HISTORY Assume that all victims of serious or multiple trauma have fractures of the pelvis. A patient with a suspected pelvic fracture should be questioned about details of the accident to determine the mechanism of injury and about prehospital evaluation and treatment. The patient should be specifically questioned to determine areas of pain, last urination or defecation, present bladder sensation, and the last solid and fluid intake. In addition, the time of the last menses or the presence of pregnancy, current medications, and allergies should be ascertained.
PHYSICAL EXAMINATION Symptoms and signs of pelvic injuries vary from local pain and tenderness, especially with walking, to pelvic instability and severe shock. The physician must maintain alertness, perception, and concern in evaluating these patients. On inspection look for perineal and pelvic edema, ecchymoses, lacerations, and deformities. Look for hematomas above the inguinal ligament or over the scrotum (Destot's sign). Roll the patient over if appropriate and examine the areas over-lying the sacrum and coccyx. On palpation feel for irregularities, crepitance, or movement at the iliac crests, pubic rami, and ischial rami. Palpation of a bony prominence or large hematoma or tenderness along the fracture line is possible by rectal examination (Earle's sign). Compress the pelvis lateral to medial through the iliac crests, anterior to posterior through the symphysis pubis, and anterior to posterior through the iliac crests. Compress the greater trochanters and determine the range of motion of the hips. On rectal examination, superior or posterior displacement of the prostate, or rectal injuries are indicative of intraperitoneal and urologic injury. Proctoscopic examination may be required to fully assess for the presence of rectal tears. 4 Decrease in anal sphincter tone may suggest neurologic injury and blood at the urethral meatus, urologic injury. Pelvic examination should be carefully performed in women to detect the presence of blood or lacerations suggesting the possibility of open fracture. Carefully evaluate neurovascular function. If a pelvic fracture is found, assume intra-abdominal, retroperitoneal, gynecologic, and urologic injuries until proved otherwise.
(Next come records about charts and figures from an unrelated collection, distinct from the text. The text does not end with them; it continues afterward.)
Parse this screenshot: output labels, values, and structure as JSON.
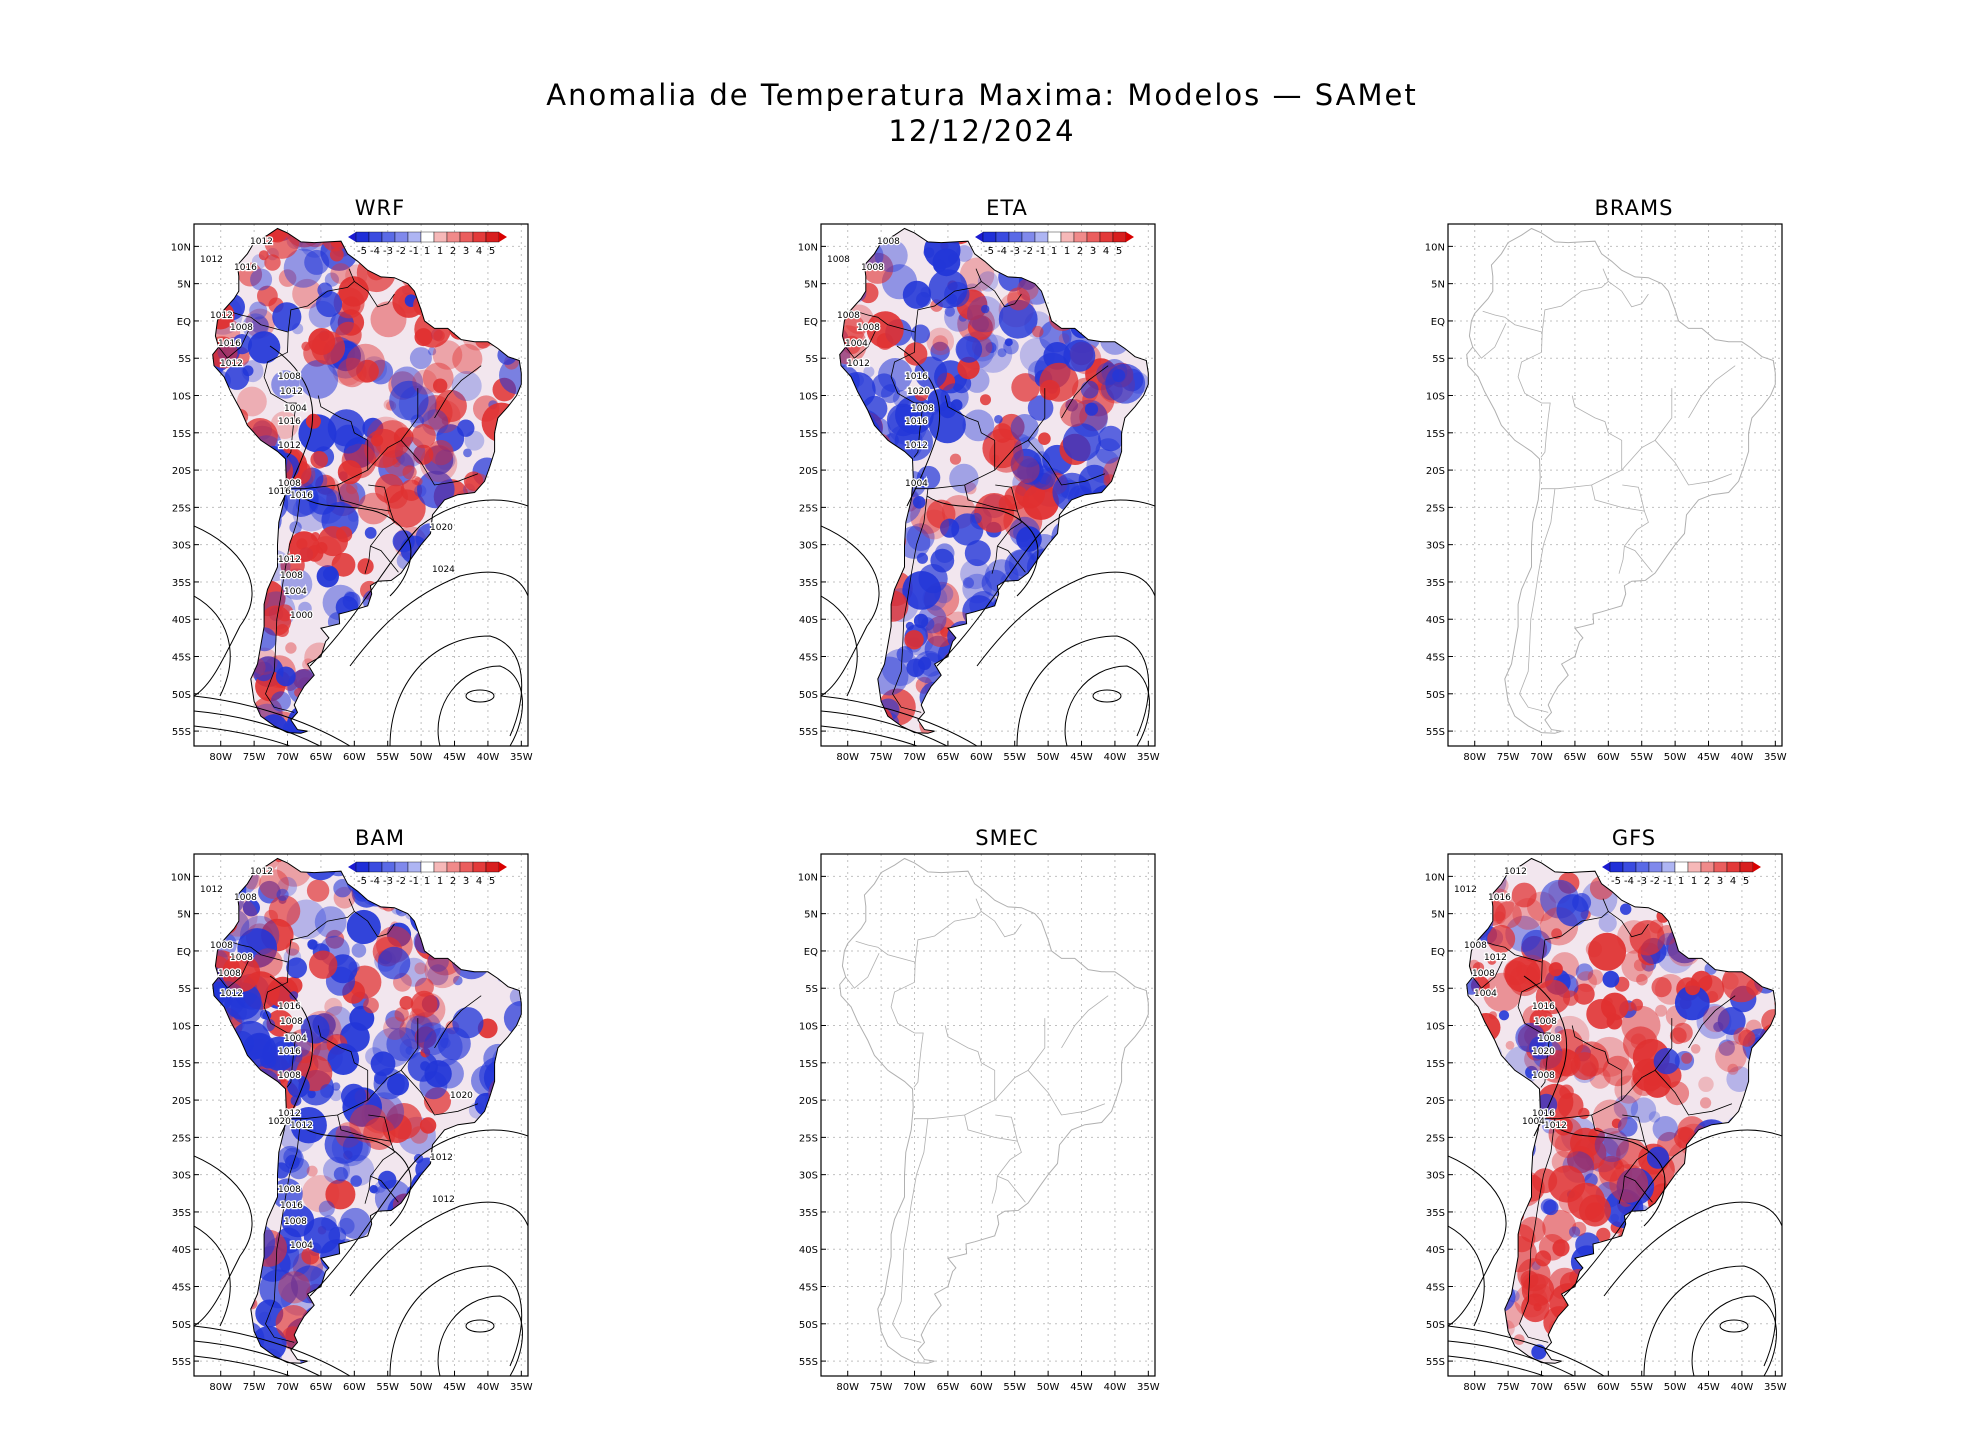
{
  "title": "Anomalia de Temperatura Maxima: Modelos — SAMet",
  "date": "12/12/2024",
  "colors": {
    "warm": "#e03030",
    "cold": "#2236d8",
    "coast": "#b0b0b0",
    "isobar": "#000000",
    "grid": "#c0c0c0"
  },
  "lat_ticks": [
    "10N",
    "5N",
    "EQ",
    "5S",
    "10S",
    "15S",
    "20S",
    "25S",
    "30S",
    "35S",
    "40S",
    "45S",
    "50S",
    "55S"
  ],
  "lon_ticks": [
    "80W",
    "75W",
    "70W",
    "65W",
    "60W",
    "55W",
    "50W",
    "45W",
    "40W",
    "35W"
  ],
  "colorbar_labels": [
    "-5",
    "-4",
    "-3",
    "-2",
    "-1",
    "1",
    "1",
    "2",
    "3",
    "4",
    "5"
  ],
  "panels": [
    {
      "name": "WRF",
      "has_data": true,
      "dominant": "mixed",
      "isobar_labels": [
        "1012",
        "1012",
        "1016",
        "1012",
        "1008",
        "1016",
        "1012",
        "1008",
        "1012",
        "1004",
        "1016",
        "1012",
        "1008",
        "1016",
        "1016",
        "1012",
        "1008",
        "1020",
        "1024",
        "1004",
        "1000"
      ]
    },
    {
      "name": "ETA",
      "has_data": true,
      "dominant": "cold",
      "isobar_labels": [
        "1008",
        "1008",
        "1008",
        "1008",
        "1008",
        "1004",
        "1012",
        "1016",
        "1020",
        "1008",
        "1016",
        "1012",
        "1004"
      ]
    },
    {
      "name": "BRAMS",
      "has_data": false,
      "dominant": "none",
      "isobar_labels": []
    },
    {
      "name": "BAM",
      "has_data": true,
      "dominant": "cold",
      "isobar_labels": [
        "1012",
        "1012",
        "1008",
        "1008",
        "1008",
        "1008",
        "1012",
        "1016",
        "1008",
        "1004",
        "1016",
        "1008",
        "1012",
        "1012",
        "1020",
        "1008",
        "1016",
        "1012",
        "1012",
        "1008",
        "1004",
        "1020"
      ]
    },
    {
      "name": "SMEC",
      "has_data": false,
      "dominant": "none",
      "isobar_labels": []
    },
    {
      "name": "GFS",
      "has_data": true,
      "dominant": "warm",
      "isobar_labels": [
        "1012",
        "1012",
        "1016",
        "1008",
        "1012",
        "1008",
        "1004",
        "1016",
        "1008",
        "1008",
        "1020",
        "1008",
        "1016",
        "1012",
        "1004"
      ]
    }
  ]
}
RADIOLOGIC EVALUATION Stabilization of the patient takes priority over obtaining x-ray films. Unnecessary movement may produce further injury or cause more blood loss. After stabilization, roentgenographic evaluation of the pelvis is a must in all unconscious patients who have sustained multiple injuries. Lower extremity long bone fractures as well as pelvic symptoms or signs are also indications for roentgenograms. A standard anteroposterior (AP) view of the pelvis is indicated in the presence of multisystem blunt trauma or if pelvic fracture is suspected. If additional studies are needed, lateral views, AP views of either hemipelvis, internal and external oblique views of the hemipelvis, or inlet and outlet views of the pelvis may be done. An inlet view shows anterior-posterior displacement of ring fractures ( Fig.
265-3 and Fig 265-4). An outlet view shows superior-inferior displacement. Oblique views of the hemipelvis are true AP and lateral views of the acetabulum.
Tomography, computed tomography (CT) scans, and special studies may be needed to fully evaluate and manage patients, particularly for acetabular and sacral fractures. CT is superior to plain radiography in assessing the posterior pelvic arch and acetabulum 5 and has the added advantage of being able to identify the presence or absence of ongoing pelvic hemorrhage.6 Angiography or venography may be necessary to determine a source of bleeding. The patient's condition must dictate what is done and when.
FIG. 265-3. A. Anatomic appearance in the inlet projection. B. Radiologic appearance in the inlet projection. (From Tile M. Assessment. In: Fractures of the Pelvis and Acetabulum. Baltimore: Williams & Wilkins, 1984, p 63. Used with permission.)
FIG. 265-4. A. Anatomic appearance in the outlet projection. B. Radiologic appearance in the outlet projection. (From Tile M. Assessment. In: Fractures of the Pelvis and Acetabulum. Baltimore: Williams & Wilkins, 1984, p 64. Used with permission.)